On May 5, 2025, the U.S. Department of Education (DOE) issued a “Dear Colleague Letter (DCL)” to institutions of higher education reminding them of their shared responsibility under Title IV of the Higher Education Act of 1965 to support student loan borrowers.
The DOE issued guidance on the same day it resumed involuntary collections on student loans, which had been paused since the beginning of the COVID-19 pandemic.
According to the DOE, only 38% of Direct Loan and Department-held Federal Family Education Loan Program borrowers are in repayment and current on their student loans. The DOE estimates that 25% of the entire portfolio is either in default or a late stage of delinquency.
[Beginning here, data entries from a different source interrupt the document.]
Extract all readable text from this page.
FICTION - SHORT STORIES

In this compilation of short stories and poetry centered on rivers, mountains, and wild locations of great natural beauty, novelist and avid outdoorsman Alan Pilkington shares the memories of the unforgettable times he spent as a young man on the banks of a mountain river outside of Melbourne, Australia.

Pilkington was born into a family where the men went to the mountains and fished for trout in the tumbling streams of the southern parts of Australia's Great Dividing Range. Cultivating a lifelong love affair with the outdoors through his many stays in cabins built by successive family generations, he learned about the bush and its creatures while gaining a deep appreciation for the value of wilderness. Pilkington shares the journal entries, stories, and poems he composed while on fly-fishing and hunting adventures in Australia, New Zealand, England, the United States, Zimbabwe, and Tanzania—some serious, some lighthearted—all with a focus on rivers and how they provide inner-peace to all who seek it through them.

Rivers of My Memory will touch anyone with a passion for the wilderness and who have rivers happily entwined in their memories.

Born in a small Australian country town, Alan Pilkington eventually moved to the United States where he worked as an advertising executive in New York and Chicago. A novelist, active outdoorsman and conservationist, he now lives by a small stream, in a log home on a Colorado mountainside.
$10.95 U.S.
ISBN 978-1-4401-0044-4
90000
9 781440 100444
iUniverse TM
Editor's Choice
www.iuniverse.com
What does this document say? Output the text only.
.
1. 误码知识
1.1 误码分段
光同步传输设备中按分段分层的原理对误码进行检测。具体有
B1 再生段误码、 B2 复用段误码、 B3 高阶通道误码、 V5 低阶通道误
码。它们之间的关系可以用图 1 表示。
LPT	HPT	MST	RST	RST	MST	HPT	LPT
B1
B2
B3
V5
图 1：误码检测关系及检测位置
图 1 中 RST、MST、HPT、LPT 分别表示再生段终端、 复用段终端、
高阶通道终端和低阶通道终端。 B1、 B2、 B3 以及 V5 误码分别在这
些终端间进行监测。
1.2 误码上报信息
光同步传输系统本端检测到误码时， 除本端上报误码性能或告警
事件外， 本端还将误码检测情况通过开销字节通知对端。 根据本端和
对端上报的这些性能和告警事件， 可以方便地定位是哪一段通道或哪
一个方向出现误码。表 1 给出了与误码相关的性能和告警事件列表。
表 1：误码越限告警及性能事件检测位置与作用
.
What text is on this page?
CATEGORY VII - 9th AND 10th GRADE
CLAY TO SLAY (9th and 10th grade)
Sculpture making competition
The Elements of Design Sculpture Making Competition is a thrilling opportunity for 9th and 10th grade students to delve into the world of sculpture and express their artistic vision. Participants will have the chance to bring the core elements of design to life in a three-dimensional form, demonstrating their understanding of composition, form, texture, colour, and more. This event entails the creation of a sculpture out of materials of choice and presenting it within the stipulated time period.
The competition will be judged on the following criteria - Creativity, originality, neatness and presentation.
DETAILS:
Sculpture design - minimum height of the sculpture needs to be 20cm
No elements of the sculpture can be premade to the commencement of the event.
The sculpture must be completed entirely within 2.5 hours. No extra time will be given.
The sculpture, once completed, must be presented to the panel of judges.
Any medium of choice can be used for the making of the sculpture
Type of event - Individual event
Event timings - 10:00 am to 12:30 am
Given these challenges, the DOE is taking immediate steps to engage student borrowers and support the repayment of their federal student loans, including:
- Resumption of collections on defaulted federal student loans through the Treasury Offset Program and Administrative Wage Garnishment.
- An outreach campaign to remind borrowers of their repayment obligations and provide resources to assist them in selecting the best repayment plan.
- Launch of an enhanced income-driven repayment plan process to simplify enrollment and eliminate the need for many borrowers to manually recertify their income each year.
The DOE noted the integrity of the loan programs has always been a shared responsibility among student borrowers, the DOE and participating institutions. Although borrowers have the primary responsibility for repaying their student loans, institutions play a key role in the DOE’s ongoing efforts to improve loan repayment outcomes. The DOE outlines the role of the institutions as:
- Institutions are responsible for providing clear and accurate information about repayment through entrance and exit counseling.
- Institutions must disclose annual tuition fees and net prices to students and their families.
- Institutions are required to keep their cohort default rates low to maintain eligibility for federal student assistance.
The letter also urges all institutions of higher education that receive federal funding assistance to reach out to all former students to remind them of their obligation to repay any federal student loan that is not in deferment or forbearance, and that they do so before June 30, 2025. The DOE also notes that it maintains data on the repayment status of federal student loan borrowers and provides information in the College Scorecard about the status of each institution’s borrowers after they enter repayment. The DOE plans to use the data to calculate rates of nonrepayment by institution and will publish the information on the Federal Aid Data Center later this month.